I had another good long discussion with @bmann this morning. We talked about automated vehicles, augmented reality and the implications on the gesopatial industry. Which, FYI, will be profound.
A few minutes later he tweets this:
That guy… Anyway.
Geo Git is far from being a “new thing”. The concept being that of applying the git code versioning process to geospatial data has been realised as Geo Gig and been sheperded by Boundless to the point it is at now. I am not going to comment on the state of the project. I honestly don’t know. But I will comment on the concept. This idea will become a key supporting structure of our future augmented world.
Take a moment and consider. After Pokemon, there will be more augmented applications, connected vehicles are a great example. There have been tragic Pokemon events, but considering the number of users (peaking at 25 million daily active users), the number of problems appears to be small. Obviously every tragic event is hugely distressing to all concerned, but imagine if the augmented application was driving your vehicle at 100kph (yeah, that’s in Canadian). Lots could go wrong, much faster.
Augmented experiences need to be based on real-life data. They need to know where the streets are, where the medians are, where the stop lines are. They will need to know a great deal more than that. Now, of course the car is also a sensor, but the base data needs to also exist pre live capture; in the car example, we have stopping distances to consider. Detecting a stop line 10 meters ahead when travelling at 100kph is a bad scene. Data points like that need to be known in advance of the first vehicle detecting the stop line. I have talked about data’s influence on AR recently, here I want to consider further the temporal nature of geospatial.
Data, my good friends, does not remain stationary. Like the world around us, data changes. It’s a simple thing to consider: data is a representation of our habitat, our habitat is always changing so data representing it should always change too.
Conceptually the solution might also appear simple. We just apply any changes to our base datasets as we go. Hell we could even pull in new snapshots of a data product. Well yes, and no. The thing about data is that it has personality; Open data in particular is opinionated and messy; data is very human, somewhat reflective of the organisation that created it. This means that we are left with a literal Tower of Babel. Not only are there many different shapes and sizes of data products, but each product can also be of a significant size and somewhat dirty in and of itself. Indeed, we now have alternative sources like hyper-temporal remote sensing to further support this live firehose of change.
As such, geospatial data management goes from being expert to insane mode very quickly. This is precisely the reason that Google Maps etc will never be done and that Uber continues to invest in geospatial.
We need to be looking hard at technologies like geo-gig again. If we can apply a git style methodlogy to our geospatial data we will be very much closer to some kind of reasonable, live, vector mapping fabric. Again, the stickler will be adoption. Custodians of those data products which are becoming so valuable, will themselves have to see value in the adoption of a common schema and a common API.

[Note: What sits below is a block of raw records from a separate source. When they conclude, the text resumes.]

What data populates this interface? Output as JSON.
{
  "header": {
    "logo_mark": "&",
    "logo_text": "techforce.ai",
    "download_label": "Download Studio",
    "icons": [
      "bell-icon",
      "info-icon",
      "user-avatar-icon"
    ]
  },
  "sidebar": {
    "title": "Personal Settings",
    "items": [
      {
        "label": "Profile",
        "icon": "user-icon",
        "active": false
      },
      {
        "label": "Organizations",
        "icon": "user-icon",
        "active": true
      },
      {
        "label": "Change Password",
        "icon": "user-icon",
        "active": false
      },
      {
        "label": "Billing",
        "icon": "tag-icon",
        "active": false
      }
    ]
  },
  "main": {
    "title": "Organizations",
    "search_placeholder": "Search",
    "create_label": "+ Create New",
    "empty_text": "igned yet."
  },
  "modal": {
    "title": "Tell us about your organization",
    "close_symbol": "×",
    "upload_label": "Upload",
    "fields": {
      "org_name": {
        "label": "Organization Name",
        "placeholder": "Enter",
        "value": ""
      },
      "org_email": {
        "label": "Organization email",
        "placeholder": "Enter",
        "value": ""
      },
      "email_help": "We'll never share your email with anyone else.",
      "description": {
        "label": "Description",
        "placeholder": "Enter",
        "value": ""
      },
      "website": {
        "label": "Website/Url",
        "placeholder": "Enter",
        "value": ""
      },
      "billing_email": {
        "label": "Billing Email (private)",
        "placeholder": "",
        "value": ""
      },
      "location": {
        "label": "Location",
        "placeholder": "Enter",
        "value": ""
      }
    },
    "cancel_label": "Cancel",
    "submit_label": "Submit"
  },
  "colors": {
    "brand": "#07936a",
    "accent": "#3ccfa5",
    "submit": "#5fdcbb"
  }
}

A common schema because generalisation must and will happen. A road in one US county is much the same as a road in another US county except, if one was to just look at the data, they appear to be quite different.
An API because data updates need to trigger external events. Unless we are to see a literal doubling of web traffic caused by bots testing for new public data products, the custodians of those modern open data products will need to have an API of change. A trigger indicating to the community that there is new or changed data to harvest. We absolutely need to move away from the idea of “quarterly releases” and towards the idea of a persistantly live fabric where small updates might be published daily or hourly.
So, our augmented future will change how we look at open geospatial data. Indeed, we will have to start thinking very hard about how temporal data management can be reasonably achieved.
Before you say it can’t be done, pause. You know it will be, it’s just a matter of time. Everything is impossible, right up to the day someone does it.